Reina fa il suo mestiere da decenni e gli basta uno sguardo per capire “che c’è tanta gente con i capelli tagliati, in piega e con i ritocchi fatti”. Dettagli che non passano inosservati. C’è la mano di un parrucchiere professionista, il fai da te non c’entra: “Anche io sono stato chiamato e ho detto no. I miei dipendenti sono stati chiamati e hanno detto no, ma non tutti rispettano le regole e il mio telefono continua a squillare. Ci sono persone disperate… ”.

Reina si commuove: “Molti non riapriranno, hanno locali piccoli e non potranno adeguarsi alle misure di sicurezza, non saranno in grado di continuare. Ci riuscirà solo chi ha grandi spazi a disposizione, ma nulla sarà come prima. Andare dal parrucchiere o in un centro estetico è un momento di relax, non siamo in un ospedale”.

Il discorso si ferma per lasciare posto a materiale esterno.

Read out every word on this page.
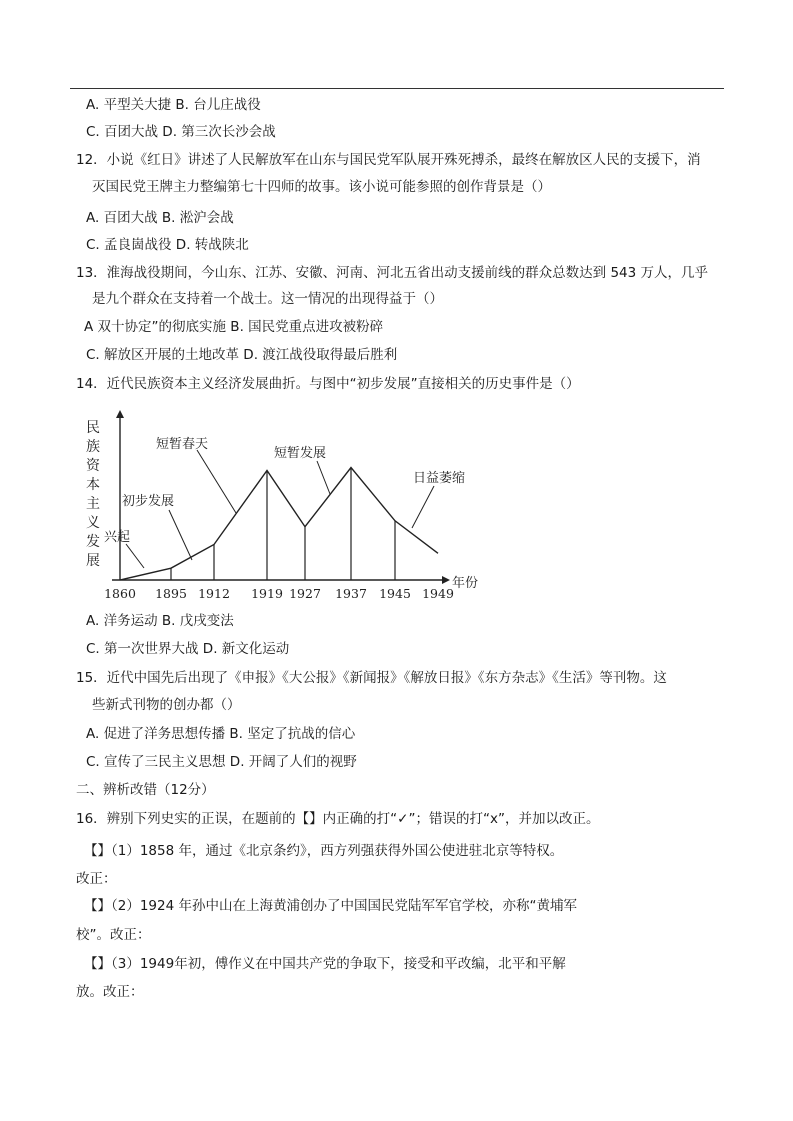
A. 平型关大捷 B. 台儿庄战役
C. 百团大战 D. 第三次长沙会战
12．小说《红日》讲述了人民解放军在山东与国民党军队展开殊死搏杀，最终在解放区人民的支援下，消
灭国民党王牌主力整编第七十四师的故事。该小说可能参照的创作背景是（）
A. 百团大战 B. 淞沪会战
C. 孟良崮战役 D. 转战陕北
13．淮海战役期间，今山东、江苏、安徽、河南、河北五省出动支援前线的群众总数达到 543 万人，几乎
是九个群众在支持着一个战士。这一情况的出现得益于（）
A 双十协定”的彻底实施 B. 国民党重点进攻被粉碎
C. 解放区开展的土地改革 D. 渡江战役取得最后胜利
14．近代民族资本主义经济发展曲折。与图中“初步发展”直接相关的历史事件是（）
民族资本主义发展
年份
1860 1895 1912 1919 1927 1937 1945 1949
兴起
初步发展
短暂春天
短暂发展
日益萎缩
A. 洋务运动 B. 戊戌变法
C. 第一次世界大战 D. 新文化运动
15．近代中国先后出现了《申报》《大公报》《新闻报》《解放日报》《东方杂志》《生活》等刊物。这
些新式刊物的创办都（）
A. 促进了洋务思想传播 B. 坚定了抗战的信心
C. 宣传了三民主义思想 D. 开阔了人们的视野
二、辨析改错（12分）
16．辨别下列史实的正误，在题前的【】内正确的打“✓”；错误的打“x”，并加以改正。
【】（1）1858 年，通过《北京条约》，西方列强获得外国公使进驻北京等特权。
改正：
【】（2）1924 年孙中山在上海黄浦创办了中国国民党陆军军官学校，亦称“黄埔军
校”。改正：
【】（3）1949年初，傅作义在中国共产党的争取下，接受和平改编，北平和平解
放。改正：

Sono tutti pronti a rispettare le regole: distanziamento, lavoro su appuntamento, mascherine e dispositivi per controllare la temperatura dei clienti se sarà necessario, misure igienico sanitarie ancora più stringenti di quelle già in vigore per una categoria abituata alle restrizioni: “Dateci il via libera e ci faremo trovare pronti per garantire la sicurezza, nostra e dei nostri clienti”.

Reina sa che, però, non basterà: “Siamo chiusi da due mesi, paghiamo gli affitti, le bollette e dipendenti che ancora non hanno preso la cassa integrazione. Dovremmo farcela con i 600 euro che ci dà lo Stato e che non tutti hanno ricevuto? È come se alla riapertura io chiedessi al cliente di pagarmi anche i tagli che non ha fatto in questi due mesi. Mi creda, la mia non è una difesa sindacale della categoria, ma un impegno sociale perché presto si dovrà dare una mano a chissà quanti nuovi disoccupati. Fino al 4 maggio so che resisteremo, ci proveremo, ma fare slittare ancora le aperture creerà un allarme sociale. La gente va aiutata, altrimenti quella percentuale del 26% di abusivismo chissà a quanto arriverà”.